In den sozialen Medien wurden auch von offizieller Seite Aussagen zur Thematik Kindergartensituation und Kindergartenstandort getätigt, die einer genaueren Überprüfung bedürfen. Wir möchten die unterschiedlichen Aussagen in der Form eines Faktenchecks betrachten und Licht ins Dunkel bringen.
Behauptung: Die aktuelle Notlage bei Betreuungsplätzen war kaum vorhersehbar.
In Hülzweiler werden bereits seit Jahren zusätzliche Kindergartenkapazitäten benötigt. Schon 2017/18 wurden Notgruppen in der Hülzweiler Kita eingerichtet, die dann nach Schwalbach in die neue Kita Alberoschule I umziehen mussten. Bereits seit dieser Zeit muss eine große Zahl Hülzweiler Kinder wegen strukturell bedingter Unterkapazität notgedrungen in Schwalbacher Kindergärten untergebracht werden.
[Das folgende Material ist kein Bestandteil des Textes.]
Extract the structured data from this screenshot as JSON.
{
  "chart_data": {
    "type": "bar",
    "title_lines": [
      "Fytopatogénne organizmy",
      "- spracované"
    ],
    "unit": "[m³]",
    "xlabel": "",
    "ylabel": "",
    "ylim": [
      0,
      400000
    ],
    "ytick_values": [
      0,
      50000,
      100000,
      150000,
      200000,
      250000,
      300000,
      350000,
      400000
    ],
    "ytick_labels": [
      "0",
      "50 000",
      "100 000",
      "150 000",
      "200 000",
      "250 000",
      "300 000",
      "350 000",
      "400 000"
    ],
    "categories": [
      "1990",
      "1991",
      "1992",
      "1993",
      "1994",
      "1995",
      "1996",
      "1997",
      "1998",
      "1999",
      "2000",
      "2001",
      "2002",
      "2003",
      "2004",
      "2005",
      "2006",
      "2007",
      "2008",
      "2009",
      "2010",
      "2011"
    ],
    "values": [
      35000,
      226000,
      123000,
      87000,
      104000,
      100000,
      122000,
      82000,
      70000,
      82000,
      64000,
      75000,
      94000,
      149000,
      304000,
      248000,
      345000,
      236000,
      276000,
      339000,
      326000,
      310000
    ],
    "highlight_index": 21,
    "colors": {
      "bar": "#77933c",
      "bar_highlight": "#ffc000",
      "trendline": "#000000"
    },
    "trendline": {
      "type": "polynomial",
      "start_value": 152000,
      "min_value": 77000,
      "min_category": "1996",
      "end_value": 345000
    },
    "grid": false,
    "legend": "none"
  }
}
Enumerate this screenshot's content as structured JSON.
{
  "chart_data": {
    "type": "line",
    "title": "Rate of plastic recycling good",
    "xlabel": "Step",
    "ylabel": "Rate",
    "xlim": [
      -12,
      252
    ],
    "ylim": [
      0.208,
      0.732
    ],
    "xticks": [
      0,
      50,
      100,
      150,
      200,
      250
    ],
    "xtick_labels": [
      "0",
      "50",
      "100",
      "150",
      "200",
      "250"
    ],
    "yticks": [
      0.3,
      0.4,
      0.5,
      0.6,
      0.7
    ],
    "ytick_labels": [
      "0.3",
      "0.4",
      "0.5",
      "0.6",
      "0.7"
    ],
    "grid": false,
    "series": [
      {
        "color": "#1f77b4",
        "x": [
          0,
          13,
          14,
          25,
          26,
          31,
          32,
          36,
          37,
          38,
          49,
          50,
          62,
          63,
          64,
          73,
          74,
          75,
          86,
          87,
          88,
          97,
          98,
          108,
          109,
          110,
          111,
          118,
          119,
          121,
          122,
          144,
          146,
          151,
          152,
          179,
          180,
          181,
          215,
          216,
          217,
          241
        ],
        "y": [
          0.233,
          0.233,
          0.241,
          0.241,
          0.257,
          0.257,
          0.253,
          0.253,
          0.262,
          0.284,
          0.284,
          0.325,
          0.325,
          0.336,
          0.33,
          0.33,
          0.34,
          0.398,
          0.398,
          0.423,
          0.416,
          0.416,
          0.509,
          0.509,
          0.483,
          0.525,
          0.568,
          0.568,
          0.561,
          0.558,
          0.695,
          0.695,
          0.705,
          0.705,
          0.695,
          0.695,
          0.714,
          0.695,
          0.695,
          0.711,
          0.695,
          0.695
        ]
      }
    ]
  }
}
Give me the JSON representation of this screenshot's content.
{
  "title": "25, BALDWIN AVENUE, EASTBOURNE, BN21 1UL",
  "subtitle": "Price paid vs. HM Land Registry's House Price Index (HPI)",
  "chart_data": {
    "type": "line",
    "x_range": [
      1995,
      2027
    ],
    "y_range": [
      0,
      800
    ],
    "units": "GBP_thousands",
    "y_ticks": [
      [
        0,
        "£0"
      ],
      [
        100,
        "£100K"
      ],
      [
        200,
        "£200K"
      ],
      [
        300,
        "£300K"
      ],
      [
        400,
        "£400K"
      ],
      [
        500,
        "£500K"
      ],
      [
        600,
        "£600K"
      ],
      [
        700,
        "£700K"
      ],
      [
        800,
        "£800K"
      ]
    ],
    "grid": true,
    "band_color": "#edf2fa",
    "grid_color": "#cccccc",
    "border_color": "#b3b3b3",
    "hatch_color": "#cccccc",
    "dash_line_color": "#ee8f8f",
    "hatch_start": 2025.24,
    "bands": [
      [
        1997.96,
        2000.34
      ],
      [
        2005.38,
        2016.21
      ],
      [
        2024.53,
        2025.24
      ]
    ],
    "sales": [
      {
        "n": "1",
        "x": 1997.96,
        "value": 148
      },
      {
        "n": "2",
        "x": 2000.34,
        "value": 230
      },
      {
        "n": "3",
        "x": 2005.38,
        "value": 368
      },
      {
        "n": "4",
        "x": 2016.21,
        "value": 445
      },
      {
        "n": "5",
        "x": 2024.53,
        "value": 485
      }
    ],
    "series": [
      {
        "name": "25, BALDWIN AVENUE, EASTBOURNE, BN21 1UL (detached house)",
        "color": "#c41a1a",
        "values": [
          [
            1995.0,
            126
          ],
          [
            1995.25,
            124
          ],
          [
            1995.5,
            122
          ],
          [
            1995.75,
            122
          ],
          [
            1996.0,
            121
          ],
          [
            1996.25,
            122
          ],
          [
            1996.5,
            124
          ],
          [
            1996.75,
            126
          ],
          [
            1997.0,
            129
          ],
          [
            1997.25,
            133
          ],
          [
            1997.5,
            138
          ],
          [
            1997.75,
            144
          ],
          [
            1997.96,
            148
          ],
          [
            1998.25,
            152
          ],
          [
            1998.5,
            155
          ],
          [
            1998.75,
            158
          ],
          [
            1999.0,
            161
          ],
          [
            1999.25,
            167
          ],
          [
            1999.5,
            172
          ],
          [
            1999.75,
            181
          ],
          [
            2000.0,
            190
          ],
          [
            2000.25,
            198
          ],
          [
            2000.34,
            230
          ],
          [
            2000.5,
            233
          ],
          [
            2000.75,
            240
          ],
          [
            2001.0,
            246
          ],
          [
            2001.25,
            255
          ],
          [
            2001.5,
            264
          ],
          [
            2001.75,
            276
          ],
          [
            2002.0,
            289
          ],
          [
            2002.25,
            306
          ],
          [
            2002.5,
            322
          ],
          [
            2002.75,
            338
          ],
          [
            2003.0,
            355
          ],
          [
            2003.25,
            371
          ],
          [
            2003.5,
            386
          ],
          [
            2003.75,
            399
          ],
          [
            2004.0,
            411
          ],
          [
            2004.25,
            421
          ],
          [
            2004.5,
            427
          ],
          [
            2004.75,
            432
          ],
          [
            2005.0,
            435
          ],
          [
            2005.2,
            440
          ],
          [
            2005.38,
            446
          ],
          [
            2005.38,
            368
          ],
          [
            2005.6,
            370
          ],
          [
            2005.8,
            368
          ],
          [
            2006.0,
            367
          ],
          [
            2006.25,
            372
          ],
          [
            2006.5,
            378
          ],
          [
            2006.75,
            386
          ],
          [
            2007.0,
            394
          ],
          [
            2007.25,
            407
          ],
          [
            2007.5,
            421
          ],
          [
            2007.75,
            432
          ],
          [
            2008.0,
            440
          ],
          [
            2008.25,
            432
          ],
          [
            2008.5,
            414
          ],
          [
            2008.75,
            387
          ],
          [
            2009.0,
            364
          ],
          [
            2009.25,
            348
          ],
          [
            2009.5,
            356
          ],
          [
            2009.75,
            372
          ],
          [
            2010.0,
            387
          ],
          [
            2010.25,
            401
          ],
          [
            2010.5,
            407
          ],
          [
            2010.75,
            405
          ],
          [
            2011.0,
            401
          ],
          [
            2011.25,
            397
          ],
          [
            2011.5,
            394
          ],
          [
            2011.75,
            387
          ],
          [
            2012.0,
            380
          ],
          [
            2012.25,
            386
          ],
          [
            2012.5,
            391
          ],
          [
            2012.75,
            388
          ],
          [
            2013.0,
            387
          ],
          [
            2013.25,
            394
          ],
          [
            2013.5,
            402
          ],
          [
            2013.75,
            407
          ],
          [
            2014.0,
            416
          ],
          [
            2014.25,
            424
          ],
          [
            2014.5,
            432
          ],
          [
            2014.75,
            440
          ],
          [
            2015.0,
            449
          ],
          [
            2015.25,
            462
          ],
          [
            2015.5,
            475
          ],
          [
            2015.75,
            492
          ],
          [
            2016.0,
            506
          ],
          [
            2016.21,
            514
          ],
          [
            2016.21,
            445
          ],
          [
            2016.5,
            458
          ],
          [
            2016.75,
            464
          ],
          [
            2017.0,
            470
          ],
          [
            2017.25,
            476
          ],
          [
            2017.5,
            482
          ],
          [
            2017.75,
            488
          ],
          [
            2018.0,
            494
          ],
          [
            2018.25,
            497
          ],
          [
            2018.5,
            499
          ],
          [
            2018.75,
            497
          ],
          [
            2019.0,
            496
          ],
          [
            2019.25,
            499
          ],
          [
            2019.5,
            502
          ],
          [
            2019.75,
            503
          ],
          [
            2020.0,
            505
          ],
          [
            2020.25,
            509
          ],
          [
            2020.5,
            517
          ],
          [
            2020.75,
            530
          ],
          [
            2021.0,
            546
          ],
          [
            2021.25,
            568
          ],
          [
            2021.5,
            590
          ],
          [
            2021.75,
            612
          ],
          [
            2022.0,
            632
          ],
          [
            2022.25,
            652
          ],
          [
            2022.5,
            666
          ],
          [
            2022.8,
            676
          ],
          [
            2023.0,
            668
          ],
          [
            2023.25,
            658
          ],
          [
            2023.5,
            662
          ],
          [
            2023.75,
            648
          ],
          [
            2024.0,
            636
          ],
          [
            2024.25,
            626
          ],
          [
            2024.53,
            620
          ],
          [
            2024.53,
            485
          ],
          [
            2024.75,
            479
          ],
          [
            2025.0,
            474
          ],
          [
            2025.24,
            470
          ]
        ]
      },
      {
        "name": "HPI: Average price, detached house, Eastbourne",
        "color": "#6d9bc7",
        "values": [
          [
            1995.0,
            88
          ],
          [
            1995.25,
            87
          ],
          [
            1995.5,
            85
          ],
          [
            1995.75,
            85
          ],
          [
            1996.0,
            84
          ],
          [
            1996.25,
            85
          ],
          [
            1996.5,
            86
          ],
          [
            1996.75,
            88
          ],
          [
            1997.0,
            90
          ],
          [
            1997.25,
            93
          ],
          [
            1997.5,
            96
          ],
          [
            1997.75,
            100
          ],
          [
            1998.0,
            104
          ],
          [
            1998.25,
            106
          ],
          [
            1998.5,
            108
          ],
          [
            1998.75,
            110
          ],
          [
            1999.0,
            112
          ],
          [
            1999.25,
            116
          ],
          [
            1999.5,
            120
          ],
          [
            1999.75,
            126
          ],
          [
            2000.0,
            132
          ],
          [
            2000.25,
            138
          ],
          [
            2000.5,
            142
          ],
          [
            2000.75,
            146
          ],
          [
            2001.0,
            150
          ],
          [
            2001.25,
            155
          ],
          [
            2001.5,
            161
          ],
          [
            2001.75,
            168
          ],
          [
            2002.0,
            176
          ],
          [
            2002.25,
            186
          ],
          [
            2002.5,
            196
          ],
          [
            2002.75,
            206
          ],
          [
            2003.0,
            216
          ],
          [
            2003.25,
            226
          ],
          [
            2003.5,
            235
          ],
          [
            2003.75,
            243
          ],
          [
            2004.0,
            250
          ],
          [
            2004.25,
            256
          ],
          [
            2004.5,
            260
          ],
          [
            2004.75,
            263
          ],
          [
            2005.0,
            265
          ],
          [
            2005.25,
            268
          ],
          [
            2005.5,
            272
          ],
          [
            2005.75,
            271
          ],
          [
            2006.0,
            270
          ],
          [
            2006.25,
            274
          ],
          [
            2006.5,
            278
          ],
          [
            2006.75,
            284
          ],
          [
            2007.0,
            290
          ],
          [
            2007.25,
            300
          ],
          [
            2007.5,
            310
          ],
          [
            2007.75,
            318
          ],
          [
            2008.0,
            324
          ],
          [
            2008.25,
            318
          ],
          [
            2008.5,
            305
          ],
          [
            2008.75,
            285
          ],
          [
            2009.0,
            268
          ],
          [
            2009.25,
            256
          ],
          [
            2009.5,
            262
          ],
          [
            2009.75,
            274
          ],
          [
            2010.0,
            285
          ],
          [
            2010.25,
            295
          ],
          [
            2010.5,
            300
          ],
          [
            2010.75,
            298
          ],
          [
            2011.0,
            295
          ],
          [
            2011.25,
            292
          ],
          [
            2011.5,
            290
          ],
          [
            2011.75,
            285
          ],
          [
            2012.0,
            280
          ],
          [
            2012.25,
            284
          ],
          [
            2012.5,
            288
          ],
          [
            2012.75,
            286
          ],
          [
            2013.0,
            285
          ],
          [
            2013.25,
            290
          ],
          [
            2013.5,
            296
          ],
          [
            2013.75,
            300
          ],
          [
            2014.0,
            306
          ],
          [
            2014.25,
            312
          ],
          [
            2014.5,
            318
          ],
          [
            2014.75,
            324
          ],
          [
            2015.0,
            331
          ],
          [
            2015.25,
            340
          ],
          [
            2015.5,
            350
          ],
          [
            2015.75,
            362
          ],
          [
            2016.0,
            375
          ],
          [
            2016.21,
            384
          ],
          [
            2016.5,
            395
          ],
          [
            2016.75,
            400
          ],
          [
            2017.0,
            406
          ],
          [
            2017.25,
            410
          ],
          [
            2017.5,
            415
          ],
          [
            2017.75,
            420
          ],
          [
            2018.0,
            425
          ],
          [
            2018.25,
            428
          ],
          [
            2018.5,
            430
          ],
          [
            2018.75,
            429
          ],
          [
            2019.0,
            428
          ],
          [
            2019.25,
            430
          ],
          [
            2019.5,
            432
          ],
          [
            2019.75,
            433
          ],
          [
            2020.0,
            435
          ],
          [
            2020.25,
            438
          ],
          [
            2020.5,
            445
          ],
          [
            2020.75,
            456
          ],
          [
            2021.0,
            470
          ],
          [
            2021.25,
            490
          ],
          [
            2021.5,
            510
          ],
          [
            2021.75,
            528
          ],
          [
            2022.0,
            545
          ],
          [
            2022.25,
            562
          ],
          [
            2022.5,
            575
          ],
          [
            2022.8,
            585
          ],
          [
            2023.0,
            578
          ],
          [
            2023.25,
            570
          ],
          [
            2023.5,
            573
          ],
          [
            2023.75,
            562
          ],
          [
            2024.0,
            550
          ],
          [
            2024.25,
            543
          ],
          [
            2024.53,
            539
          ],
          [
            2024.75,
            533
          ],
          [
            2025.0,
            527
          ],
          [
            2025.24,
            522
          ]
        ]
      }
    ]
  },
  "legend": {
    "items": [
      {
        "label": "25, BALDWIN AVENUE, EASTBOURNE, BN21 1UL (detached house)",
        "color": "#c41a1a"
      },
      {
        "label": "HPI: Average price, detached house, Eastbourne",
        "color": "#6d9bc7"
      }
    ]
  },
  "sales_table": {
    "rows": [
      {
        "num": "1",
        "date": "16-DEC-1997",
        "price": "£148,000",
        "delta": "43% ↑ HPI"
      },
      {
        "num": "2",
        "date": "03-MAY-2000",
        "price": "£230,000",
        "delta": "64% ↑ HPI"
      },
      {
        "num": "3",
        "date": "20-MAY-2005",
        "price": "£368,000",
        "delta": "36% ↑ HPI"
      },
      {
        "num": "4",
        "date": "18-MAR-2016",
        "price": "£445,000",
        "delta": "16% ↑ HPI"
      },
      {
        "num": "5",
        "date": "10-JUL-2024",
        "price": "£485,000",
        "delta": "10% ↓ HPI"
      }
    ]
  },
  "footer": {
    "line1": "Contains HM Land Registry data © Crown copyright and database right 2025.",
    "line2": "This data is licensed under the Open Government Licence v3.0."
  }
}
Das Problem ist schon seit Jahren bekannt. Kindergartenkinder gehen mit drei Jahren in den Kindergarten. Eine Prognose drei Jahre in die Zukunft ist daher problemlos möglich und wurde von uns auch gemacht (siehe Artikel). Von einer überraschenden Entwicklung bei dem Bedarf an Kindergartenplätzen kann also bei einem Prognosezeitraum von drei Jahren nicht gesprochen werden. 2020 hat auch die Verwaltung gemerkt, dass Kindergartenplätze und Krippenplätze fehlen. Man hat daher vorgeschlagen, das Projekt Alberoschule II ins Leben zu rufen. Es sollen damit 3 Gruppen für insgesamt 75 Kindergartenkinder im Ortsteil Schwalbach entstehen. Die Krippenplätze hat man einfach vergessen. Wir haben zahlreiche Anträge gestellt, lieber nach Möglichkeiten zu suchen in Hülzweiler einen Neubau zu erstellen und damit die Versorgungslücke in Hülzweiler zu schließen, statt den Umbau Alberoschule II umzusetzen. Die Anträge wurden allesamt sowohl vom Ortsrat Hülzweiler als auch vom Gemeinderat abgelehnt. Hätte man 2020 mit den Planungen und Bau einer 7-gruppigen Einrichtung in Hülzweiler begonnen, würde heute bereits ein Kindergarten in Hülzweiler stehen und wir hätten die Probleme nicht und müssten Eltern keine Betreuungsplätze in Wadgassen anbieten. Nimmt man die Kosten für Albero II die aus dem Ruder laufen (mittlerweile 3,1 statt der ursprünglich verlautbarten 2,1 Millionen) und die Kosten für die Bauwägen (400.000 € Haushaltsansatz), die am Hülzweiler Kindergarten aufgestellt werden um eine weitere Notgruppe unterzubringen, hätte man 3,5 Mio. Euro in einen Neubau in Hülzweiler investieren können.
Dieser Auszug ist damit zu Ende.